= Western Australian Industrial Relations Commission =

The Western Australian Industrial Relations Commission (WAIRC), as constituted under the Industrial Relations Act 1979, conciliates and arbitrates industrial disputes, sets conditions of employment and fixes wages and salaries by making industrial awards, approves enterprise agreements and decides claims of unfair dismissal in the state of Western Australia, with respect to those employers not regulated by the Commonwealth of Australia under the Fair Work Act 2009.

==History==
The industrial conciliation system, modelled on New Zealand's Industrial Conciliation and Arbitration Act 1894, was created in Western Australia in 1900, before the formation of the Commonwealth of Australia the following year. It provided for the division of the colony (later the state) into Industrial Districts (each with its own Board of Conciliation), the decisions of which were subject to appeal to a Court of Arbitration. The first Board of Conciliation did not commence operation until 11 July 1901, and the Court of Arbitration did not first sit until 2 April 1902.

The Court of Arbitration became the Western Australia Industrial Commission in 1963, and later became the Western Australia Industrial Relations Commission in 1979. The scope of its jurisdiction was significantly restricted in 2006 when the Commonwealth's WorkChoices legislation came into effect, later revised by the Fair Work Act 2009. Of all the states, Western Australia was the only one not to exercise its referral power to delegate further jurisdiction to the Fair Work Commission.

==Jurisdiction==
The commission has jurisdiction to hear applications for industrial awards in respect of employees and to vary those awards. It also considers applications to register Industrial Agreements between employers and employees. Where there is an industrial dispute, it will consider applications for compulsory conferences to settle those disputes. The commission can also consider applications by employers claiming unfair dismissal or that their contractual rights haven’t been fulfilled.

==Composition==
The commission consists of a chief commissioner; a senior commissioner; and other commissioners as required. Each is appointed by the Governor of Western Australia. Prior to 2019 a commissioned role of President heard appeals made disputing any tribunal orders or decisions.
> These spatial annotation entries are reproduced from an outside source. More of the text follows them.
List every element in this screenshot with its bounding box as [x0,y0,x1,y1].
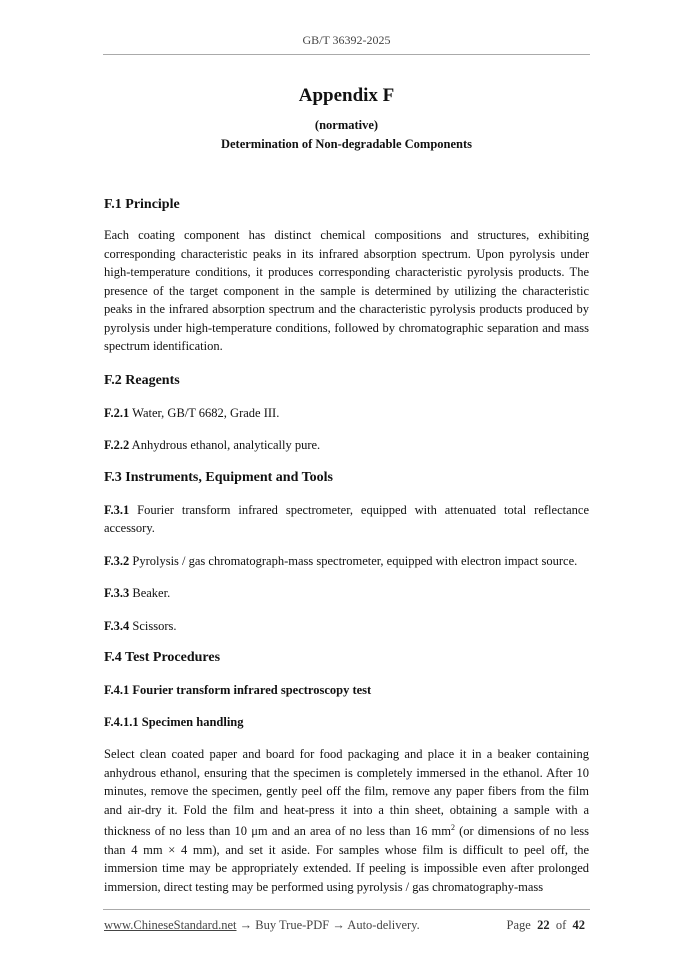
standard-code: GB/T 36392-2025 [302,33,391,47]
appendix-title-block [0,84,693,153]
item-text: Beaker. [129,586,171,600]
page-label: Page [506,918,531,932]
superscript: 2 [450,823,455,832]
total-pages: 42 [572,918,585,932]
section-f1-text: Each coating component has distinct chemical compositions and structures, exhibiting corresponding characteristic peaks in its infrared absorption spectrum. Upon pyrolysis under high-temperature conditions, it produces corresponding characteristic pyrolysis products. The presence of the target component in the sample is determined by utilizing the characteristic peaks in the infrared absorption spectrum and the characteristic pyrolysis products produced by pyrolysis under high-temperature conditions, followed by chromatographic separation and mass spectrum identification. [104,228,589,353]
item-number: F.3.1 [104,502,130,517]
paragraph-text: Select clean coated paper and board for food packaging and place it in a beaker containing anhydrous ethanol, ensuring that the specimen is completely immersed in the ethanol. After 10 minutes, remove the specimen, gently peel off the film, remove any paper fibers from the film and air-dry it. Fold the film and heat-press it into a thin sheet, obtaining a sample with a thickness of no less than 10 μm and an area of no less than 16 mm [104,747,589,839]
item-number: F.2.1 [104,405,130,420]
appendix-title: Appendix F [298,85,395,106]
paragraph-text: (or dimensions of no less than 4 mm × 4 mm), and set it aside. For samples whose film is difficult to peel off, the immersion time may be appropriately extended. If peeling is impossible even after prolonged immersion, direct testing may be performed using pyrolysis / gas chromatography-mass [104,824,590,894]
item-text: Pyrolysis / gas chromatograph-mass spectrometer, equipped with electron impact source. [129,553,578,568]
appendix-type: (normative) [314,118,379,132]
item-number: F.3.4 [104,618,130,633]
page-indicator [507,918,585,933]
section-f4-1-1-text [104,745,589,896]
item-text: Anhydrous ethanol, analytically pure. [129,438,321,452]
item-number: F.2.2 [104,438,130,452]
item-f3-2 [104,552,589,571]
section-f2-heading: F.2 Reagents [104,372,180,388]
item-f3-3 [104,584,589,603]
item-f3-1 [104,501,589,538]
section-f4-1-heading: F.4.1 Fourier transform infrared spectroscopy test [104,683,372,697]
section-f4-heading: F.4 Test Procedures [104,650,221,665]
document-body [104,195,589,896]
item-number: F.3.3 [104,586,130,600]
footer-divider [103,909,590,910]
item-text: Scissors. [129,618,177,633]
item-text: Fourier transform infrared spectrometer, equipped with attenuated total reflectance accessory. [104,502,589,535]
section-f4-1-1-heading: F.4.1.1 Specimen handling [104,715,244,729]
promo-text: → Buy True-PDF → Auto-delivery. [236,918,420,932]
footer-promo [104,918,420,933]
site-link[interactable]: www.ChineseStandard.net [104,918,237,932]
item-number: F.3.2 [104,553,130,568]
section-f1-heading: F.1 Principle [104,197,180,212]
appendix-subtitle: Determination of Non-degradable Components [220,137,473,151]
of-label: of [555,918,567,932]
header-divider [103,54,590,55]
page-number: 22 [537,918,550,932]
item-f2-2 [104,436,589,455]
section-f3-heading: F.3 Instruments, Equipment and Tools [104,469,334,485]
item-f2-1 [104,404,589,423]
item-text: Water, GB/T 6682, Grade III. [129,405,280,420]
item-f3-4 [104,617,589,636]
The bulk of the work is carried out in the commission by commissioners. However, some work must be dealt in separate divisions of the commission.
The Registrar of the courts along with the Deputy Registrars operations internally, executives to the state department hosting multiple tribunal (or quasi-judicial) proceedings before Industrial Magistrates (State justice), Public Appeal Board members (varies), Road Freight Transport Industry Tribunal, Employment Dispute Resolution, Occupational Safety and Health Tribunal.

In 2018 amendments to the states Industrial Relations Act 1979 removed requirements for the president role, and thus the president was abolished with all role duties transferred to the chief commissioner. The president at that time, Smith, was dual appointed and a sworn judge to the Supreme Court. Notably, former WAIRC President, Jennifer Smith was the only female appointed president when the role became defunct. The first female appointed a chief Commissioner was (and is currently) Chief Commissioner Scott.

A trifecta occurring when Susan Bastian became the first female Registrar as successor to John Spurling as the dual appointed chief executive officer and registrar of the courts; heading the Department of the Registrar. This department provides the registry handling applications from public, state and local agencies, inquiry or even private hosted administration disputes of and provides preliminary conference conciliation aiming to mediation matter resolutions and saving formal court proceeds.

Western Australian Industrial Appeal Court, which hears appeals from decisions of the president (former appeals heard from 2016 or prior), the full bench, and the commission in court session.

The Full Bench of the Western Australian Industrial Relations Commission hears appeals from the decisions of industrial magistrates and commissioners. The full bench was constituted by the president and at least two other commissioners prior to 2019. In the future, it will consist of the chief commissioner and two suitable commission members.

The Western Australian Industrial Relations Commission in Court Session deals with the State Wage Case and other cases of importance that are referred to it. In 2006 the State Wage Case held by WAIRC was the first Australian court to webcast proceedings live to the public. All wage case since and up until 2018 are direct feeds from internal digital court recordings; further to this WAIRC was the first Australian courts to implement Audia digital signal processors from BiAMP.
Prior to federal formation of the Australian Fair Work Commission the then AIRC co-located admin services within the Registry to WAIRC.